25 outubro 2024

Plano da Ucrânia para vitória na guerra enfrenta desafios

No quadro político, diplomático, militar atual, a proposta de Zelensky é um non starter e tem um forte componente de política interna ucraniana. 

O presidente ucraniano apresenta o plano para vitória na guerra (Foto: president.gov.ua)

Depois de discutir com os EUA e com aliados ocidentais, Zelensky apresentou ao Parlamento ucraniano seu Plano de 5 Pontos para a Vitória.

Os 5 pontos propostos para o início da negociação com a Rússia são:

  1. Ingresso da Ucrânia na Otan e depois na União Europeia;
  2. fortalecimento da defesa ucraniana, incluindo a melhoria do sistema de defesa área e reiteração do fim das restrições sobre o uso dos mísseis de longo alcance para atingir alvos dentro de qualquer parte do território russo;
  3. operações conjuntas de defesa com os vizinho na Europa para derrubar mísseis russos e drones dentro do alcance da defesa aérea dos parceiros ucranianos;
  4. implementar um amplo pacote de armas estratégicas não nucleares de dissuasão (deterrence) no território ucraniano para proteger a Ucrânia de qualquer ameaça militar da Rússia;
  5. aumentar o potencial econômico da Ucrânia e um plano para o futuro pós-guerra 

Como era de se esperar, o plano foi recebido com cautela pelos norte-americanos e europeus pelo potencial de escalar a guerra com a Rússia.

O ingresso na Otan é uma decisão inaceitável para a Rússia que poderia não bloquear, como parte da negociação, o acesso da Ucrânia à UE, limitada a relações econômicas e comerciais.
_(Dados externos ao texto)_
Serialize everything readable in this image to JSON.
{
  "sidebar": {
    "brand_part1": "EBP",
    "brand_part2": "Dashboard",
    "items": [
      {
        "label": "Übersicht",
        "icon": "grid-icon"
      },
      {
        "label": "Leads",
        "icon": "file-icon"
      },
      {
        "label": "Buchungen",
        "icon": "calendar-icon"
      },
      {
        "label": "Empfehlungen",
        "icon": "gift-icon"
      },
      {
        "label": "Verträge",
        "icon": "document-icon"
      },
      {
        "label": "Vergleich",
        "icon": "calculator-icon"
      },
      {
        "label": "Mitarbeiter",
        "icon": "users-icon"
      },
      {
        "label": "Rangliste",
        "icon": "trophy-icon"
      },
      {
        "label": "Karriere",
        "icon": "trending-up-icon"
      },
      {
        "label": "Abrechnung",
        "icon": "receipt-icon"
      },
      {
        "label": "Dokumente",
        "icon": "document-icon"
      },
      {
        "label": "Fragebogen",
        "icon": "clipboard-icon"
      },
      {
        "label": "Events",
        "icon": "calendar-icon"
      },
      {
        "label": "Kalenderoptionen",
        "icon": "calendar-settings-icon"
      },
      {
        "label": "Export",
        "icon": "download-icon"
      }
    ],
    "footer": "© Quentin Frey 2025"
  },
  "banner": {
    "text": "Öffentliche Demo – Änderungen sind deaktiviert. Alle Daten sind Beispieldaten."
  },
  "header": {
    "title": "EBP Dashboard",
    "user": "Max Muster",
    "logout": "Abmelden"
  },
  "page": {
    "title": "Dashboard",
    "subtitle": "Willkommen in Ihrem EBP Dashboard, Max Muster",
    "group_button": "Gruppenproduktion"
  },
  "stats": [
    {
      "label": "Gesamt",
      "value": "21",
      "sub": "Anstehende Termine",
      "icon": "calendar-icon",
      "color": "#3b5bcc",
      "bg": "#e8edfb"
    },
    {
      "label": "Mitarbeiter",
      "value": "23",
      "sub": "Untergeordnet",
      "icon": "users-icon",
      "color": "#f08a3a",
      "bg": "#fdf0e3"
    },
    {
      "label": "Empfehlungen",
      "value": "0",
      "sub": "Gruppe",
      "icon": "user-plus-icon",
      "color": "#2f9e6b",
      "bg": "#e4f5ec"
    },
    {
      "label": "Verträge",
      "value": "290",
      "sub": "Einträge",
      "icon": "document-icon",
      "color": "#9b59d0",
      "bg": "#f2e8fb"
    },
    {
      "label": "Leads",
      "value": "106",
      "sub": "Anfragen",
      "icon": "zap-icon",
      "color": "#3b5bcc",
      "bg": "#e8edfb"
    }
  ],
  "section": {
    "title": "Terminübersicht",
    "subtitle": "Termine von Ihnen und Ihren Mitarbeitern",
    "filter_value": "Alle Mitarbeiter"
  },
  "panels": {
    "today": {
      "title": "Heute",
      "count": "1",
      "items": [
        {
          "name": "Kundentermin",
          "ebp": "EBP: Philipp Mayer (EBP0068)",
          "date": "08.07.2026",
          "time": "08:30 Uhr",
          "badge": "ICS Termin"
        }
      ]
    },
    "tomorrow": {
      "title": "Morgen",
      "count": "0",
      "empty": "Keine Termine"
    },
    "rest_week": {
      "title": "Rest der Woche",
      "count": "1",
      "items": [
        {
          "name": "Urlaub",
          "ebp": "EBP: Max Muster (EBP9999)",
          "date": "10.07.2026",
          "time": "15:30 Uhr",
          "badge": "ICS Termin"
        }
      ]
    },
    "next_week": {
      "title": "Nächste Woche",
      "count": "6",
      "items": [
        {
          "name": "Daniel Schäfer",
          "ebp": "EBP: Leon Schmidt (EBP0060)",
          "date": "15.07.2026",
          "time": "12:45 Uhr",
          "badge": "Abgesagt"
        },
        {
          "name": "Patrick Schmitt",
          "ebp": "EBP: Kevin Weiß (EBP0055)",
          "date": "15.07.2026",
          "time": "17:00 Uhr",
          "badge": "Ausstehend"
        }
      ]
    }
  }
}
A restrição a ataques a qualquer ponto do território russo tem sido repetidamente negada pelos EUA pelo temor de retaliação da Rússia e levar a escalada da guerra, sendo difícil que países europeu eliminem a restrição unilateralmente.

‘A Otan tem se negado a aceitar que a Europa se torne parte do conflito’

No tocante às ações conjuntas para derrubar os mísseis e drones russos, o secretário geral da Otan, Jens Stoltenberg, desde julho passado tem se negado a aceitar para evitar que a Europa se torne parte do conflito, embora essa cooperação exista em relação a Israel.

Zelensky não deu maiores detalhes sobre o que seria o pacote não nuclear de dissuasão, mas a ideia seria de que o conjunto de medidas de defesa fosse suficiente para forçar a Rússia a se juntar a um processo diplomático de negociação para terminar a guerra de forma justa na visão ucraniana, ou seja, uma garantia de que a Rússia perderia a guerra.

O plano prevê a continuação das operações militares ucranianas na região russa de Kursk, vista como moeda de troca em caso da não aceitação da perda de seu território.

‘A proposta está sendo apresentada no momento em que a Ucrânia, com dificuldades de armamentos e de militares, está tendo de lidar com derrotas na frente oriental’

A proposta está sendo apresentada no momento em que a Ucrânia, com dificuldades de armamentos e de militares, está tendo de lidar com derrotas na frente oriental, com a Rússia apresentando gradual, mas seguido avanço na região de Donetsk e continuando os ataques na infraestrutura energética nas cidades ucranianas com drones e mísseis. Ao mesmo tempo, a Ucrânia está se preparando para o inverno tendo em vista esses constantes ataques russos à infraestrutura de energia ucraniana em todo o país.

Coerente com esses 5 pontos, Zelensky reiterou no Parlamento que a Ucrânia não aceitará nada que possa implicar o congelamento da atual situação de ocupação ou concessões de território que implique perda de soberania de seu país.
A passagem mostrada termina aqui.